The most inexpensive meal plan for University College residents, called the Super Saver plan, also increased by 10 per cent this year over last year, from $2,000 per year to $2,200 per year.
“It’s important to note that this is a credit toward food purchases, so it’s technically money back in the students’ pockets or food in their stomachs, so to speak,” said Danakas.
“The price of the food didn’t increase per se. The amount they are being asked to put forward towards a declining balance did.”
Stacey Dunn, a Faculty of Science student who lived in residence for her first two years of university, said she chose to live in residence primarily because it was convenient. She explained the hardest part of paying the residence fees is having to pay them all up front at the beginning of the year.
“It’s a lot of money up front,” said Dunn.
“It’s definitely cheaper to not live in residence. I find right now, it’s cheaper to live in an apartment and cook your own food.”
However, she thought a five per cent increase to residence fees wouldn’t have a huge impact on most students.
“The cost of living is going up so its expected that some things are going to go up.
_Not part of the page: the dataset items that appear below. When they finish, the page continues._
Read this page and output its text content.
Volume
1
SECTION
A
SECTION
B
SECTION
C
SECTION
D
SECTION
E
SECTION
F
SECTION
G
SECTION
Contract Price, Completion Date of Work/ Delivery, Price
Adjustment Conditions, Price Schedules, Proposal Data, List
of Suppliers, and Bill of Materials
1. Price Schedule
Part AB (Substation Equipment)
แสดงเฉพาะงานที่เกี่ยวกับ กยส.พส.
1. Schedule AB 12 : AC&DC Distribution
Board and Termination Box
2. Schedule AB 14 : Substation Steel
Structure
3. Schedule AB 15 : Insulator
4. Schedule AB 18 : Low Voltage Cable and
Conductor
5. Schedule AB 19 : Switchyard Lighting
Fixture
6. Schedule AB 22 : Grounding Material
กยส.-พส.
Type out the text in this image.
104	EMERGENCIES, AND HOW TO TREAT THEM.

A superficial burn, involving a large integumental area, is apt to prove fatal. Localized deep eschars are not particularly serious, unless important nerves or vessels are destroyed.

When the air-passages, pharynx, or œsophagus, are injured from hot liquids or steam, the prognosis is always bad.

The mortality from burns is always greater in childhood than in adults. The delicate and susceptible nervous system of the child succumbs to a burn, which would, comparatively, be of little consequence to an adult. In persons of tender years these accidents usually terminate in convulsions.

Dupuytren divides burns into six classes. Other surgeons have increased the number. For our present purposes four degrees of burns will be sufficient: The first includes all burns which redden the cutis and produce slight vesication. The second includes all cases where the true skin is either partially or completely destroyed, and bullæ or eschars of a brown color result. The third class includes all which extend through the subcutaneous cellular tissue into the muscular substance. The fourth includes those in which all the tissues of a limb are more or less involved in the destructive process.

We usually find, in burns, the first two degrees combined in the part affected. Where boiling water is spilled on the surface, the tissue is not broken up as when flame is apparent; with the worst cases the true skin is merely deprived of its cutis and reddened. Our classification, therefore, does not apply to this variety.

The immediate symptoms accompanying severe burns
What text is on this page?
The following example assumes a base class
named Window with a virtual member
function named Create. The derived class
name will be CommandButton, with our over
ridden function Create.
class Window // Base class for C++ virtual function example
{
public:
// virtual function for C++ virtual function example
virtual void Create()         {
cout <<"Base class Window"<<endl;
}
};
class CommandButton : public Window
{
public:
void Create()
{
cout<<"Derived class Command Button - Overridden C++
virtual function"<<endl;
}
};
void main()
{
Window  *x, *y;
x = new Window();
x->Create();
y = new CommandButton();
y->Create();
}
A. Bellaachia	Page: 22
It would still be affordable for me, but it’s hard to say.”
The increase in residence fees comes not long after the Board of Governors also passed a five per cent tuition fee increase.
The provincial government is currently assessing proposals for additional tuition increases that have been submitted by deans of various faculties.
“We’re waiting to hear whether the Minister of Advanced Education and Literacy, Diane McGifford and Premier Greg Selinger want to hike tuition fees in the programs and faculties targeted,” said Laube.
So far, UMSU is aware of fee increase proposals put forward by the faculties of Pharmacy, Nursing, Law, Management, Medical Rehabilitation, Dentistry, Dental Hygiene, Agriculture, Medicine and Education.
While these potential tuition fee increases have yet to be announced, many students are anxiously awaiting to hear the results.
“There are less than three months left in the summer for students to try to earn what could be hundreds or even thousands of dollars in tuition fees,” said Laube.
“The provincial government should be looking at solutions to make sure [that] post-secondary education, which includes housing, is accessible to anyone who wants to go to university, not just students who can afford it.”